# Where to buy logs for carving.



## DocWithManyHats (Apr 6, 2011)

Hi,

I am in Brooklyn, NY. I want to make some carving of busts and other sculptures using hardwood logs. I can't fin any around me though. Firewood places all have quartered wood and lumber yards here only seem to have slabs and dimensional lumber. The city won't let you know the location of trees they are cutting. Am I missing an obvious source?

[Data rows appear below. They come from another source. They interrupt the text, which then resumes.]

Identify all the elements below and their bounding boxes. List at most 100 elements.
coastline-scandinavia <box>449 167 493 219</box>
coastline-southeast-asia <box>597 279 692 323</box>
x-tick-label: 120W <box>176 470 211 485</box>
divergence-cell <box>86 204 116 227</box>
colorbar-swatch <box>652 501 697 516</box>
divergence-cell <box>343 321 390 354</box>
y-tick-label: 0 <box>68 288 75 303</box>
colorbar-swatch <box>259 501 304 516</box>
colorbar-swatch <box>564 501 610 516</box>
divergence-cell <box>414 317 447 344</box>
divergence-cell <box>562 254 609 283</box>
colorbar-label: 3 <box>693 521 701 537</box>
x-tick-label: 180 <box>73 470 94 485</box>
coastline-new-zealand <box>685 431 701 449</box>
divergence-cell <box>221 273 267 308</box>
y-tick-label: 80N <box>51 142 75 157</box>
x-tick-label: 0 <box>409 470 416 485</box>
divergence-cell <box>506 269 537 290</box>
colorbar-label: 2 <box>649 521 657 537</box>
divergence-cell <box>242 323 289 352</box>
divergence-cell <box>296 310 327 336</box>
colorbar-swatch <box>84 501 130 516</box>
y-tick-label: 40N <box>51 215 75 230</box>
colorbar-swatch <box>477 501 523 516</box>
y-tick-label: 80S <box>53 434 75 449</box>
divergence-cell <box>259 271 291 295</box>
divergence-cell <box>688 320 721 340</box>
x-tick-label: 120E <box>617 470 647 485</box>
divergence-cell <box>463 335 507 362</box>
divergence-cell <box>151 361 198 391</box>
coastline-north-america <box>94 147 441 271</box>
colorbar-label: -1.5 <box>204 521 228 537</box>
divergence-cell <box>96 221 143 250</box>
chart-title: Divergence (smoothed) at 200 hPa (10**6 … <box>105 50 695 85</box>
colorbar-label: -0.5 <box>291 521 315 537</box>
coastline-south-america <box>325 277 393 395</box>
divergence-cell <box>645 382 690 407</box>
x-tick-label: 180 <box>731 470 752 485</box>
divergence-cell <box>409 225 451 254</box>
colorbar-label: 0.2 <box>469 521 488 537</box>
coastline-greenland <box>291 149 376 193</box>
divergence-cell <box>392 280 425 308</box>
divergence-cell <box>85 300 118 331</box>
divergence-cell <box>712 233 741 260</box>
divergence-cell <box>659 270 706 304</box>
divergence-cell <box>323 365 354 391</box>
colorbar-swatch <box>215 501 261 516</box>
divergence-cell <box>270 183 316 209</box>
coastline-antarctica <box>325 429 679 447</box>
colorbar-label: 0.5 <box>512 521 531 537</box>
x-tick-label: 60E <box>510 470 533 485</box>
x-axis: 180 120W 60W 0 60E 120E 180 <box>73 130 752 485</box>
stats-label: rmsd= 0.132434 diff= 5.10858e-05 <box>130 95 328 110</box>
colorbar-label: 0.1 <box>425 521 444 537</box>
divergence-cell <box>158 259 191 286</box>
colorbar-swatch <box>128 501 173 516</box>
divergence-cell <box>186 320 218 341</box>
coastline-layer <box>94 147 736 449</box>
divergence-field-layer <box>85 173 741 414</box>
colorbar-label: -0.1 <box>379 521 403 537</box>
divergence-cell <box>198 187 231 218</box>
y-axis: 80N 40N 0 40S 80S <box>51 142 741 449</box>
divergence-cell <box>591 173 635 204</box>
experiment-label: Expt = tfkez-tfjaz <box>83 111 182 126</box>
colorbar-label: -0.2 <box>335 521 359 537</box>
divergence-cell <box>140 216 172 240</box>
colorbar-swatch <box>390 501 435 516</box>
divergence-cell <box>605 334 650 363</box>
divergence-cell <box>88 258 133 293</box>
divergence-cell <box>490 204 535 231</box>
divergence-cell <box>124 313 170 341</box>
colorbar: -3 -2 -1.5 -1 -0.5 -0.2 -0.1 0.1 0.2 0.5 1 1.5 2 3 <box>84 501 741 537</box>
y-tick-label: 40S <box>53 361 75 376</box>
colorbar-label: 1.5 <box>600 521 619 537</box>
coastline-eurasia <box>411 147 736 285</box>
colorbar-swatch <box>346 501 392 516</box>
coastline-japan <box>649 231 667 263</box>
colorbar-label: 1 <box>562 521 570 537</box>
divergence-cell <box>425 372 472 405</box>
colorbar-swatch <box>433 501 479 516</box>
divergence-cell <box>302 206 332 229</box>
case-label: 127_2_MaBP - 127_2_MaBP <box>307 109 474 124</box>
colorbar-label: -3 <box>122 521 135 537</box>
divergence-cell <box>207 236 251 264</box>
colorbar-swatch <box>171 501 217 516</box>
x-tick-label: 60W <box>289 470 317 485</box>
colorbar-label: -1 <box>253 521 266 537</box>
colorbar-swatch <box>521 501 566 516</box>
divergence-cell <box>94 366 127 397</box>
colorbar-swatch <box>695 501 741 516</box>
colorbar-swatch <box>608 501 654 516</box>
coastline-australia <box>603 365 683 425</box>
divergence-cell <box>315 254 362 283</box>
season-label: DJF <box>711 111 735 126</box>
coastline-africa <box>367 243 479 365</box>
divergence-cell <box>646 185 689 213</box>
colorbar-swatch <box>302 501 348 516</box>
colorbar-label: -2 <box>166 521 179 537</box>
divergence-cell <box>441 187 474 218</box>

I need logs about 10" in diameter (excluding bark) and around 15" long. I'd appreciate any help. I'd be willing to drive a bit for a good source. Thank you.


----------



## bigblockyeti (Sep 9, 2013)

Get to know someone working for the city that cuts trees and will let you know where and when wood will be available or contact an independent tree contractor and let them know what you're looking for.


----------



## rick1955 (Jun 26, 2014)

Logs with the pith are going to crack and split and take years to dry out. 
http://www.sculpturehouse.com/t-retailers.aspx
There are sources in NY for Wood and stone and more for carving. A better choice is to use glued up wood blocks. Wolfgang Behl used glued uo firewood to make beautiful life sized figures. Read books on carving and learn who the woodcarvers were. This includes carving spoons, merry go rounds and more. There's ton of sculpture and carving tool suppliers out there. You need to do more homework.


----------



## bondogaposis (Dec 18, 2011)

Glued up basswood blocks is what is commonly used for sculpture. Solid wood in the round is going to check no matter what you do.


----------



## DocWithManyHats (Apr 6, 2011)

I don't think I will mind some checking. I think it will give it character. Thank you for the replies so far.


----------



## Nomad62 (Apr 20, 2010)

If you can't find what you are looking for, pm me; I may have a nice block I could send you.


----------



## robdem (Apr 7, 2011)

Doc I have a friend who has a saw mill in Huntington Long Island has full logs there . The name of the place is urban hardwoods friends name is Harry number is 631 903 5944


----------



## DocWithManyHats (Apr 6, 2011)

robdem. I guess I'm driving out to Huntington. That looks like a great saw mill. Thanks for the info. Should i say Rob sent me?


----------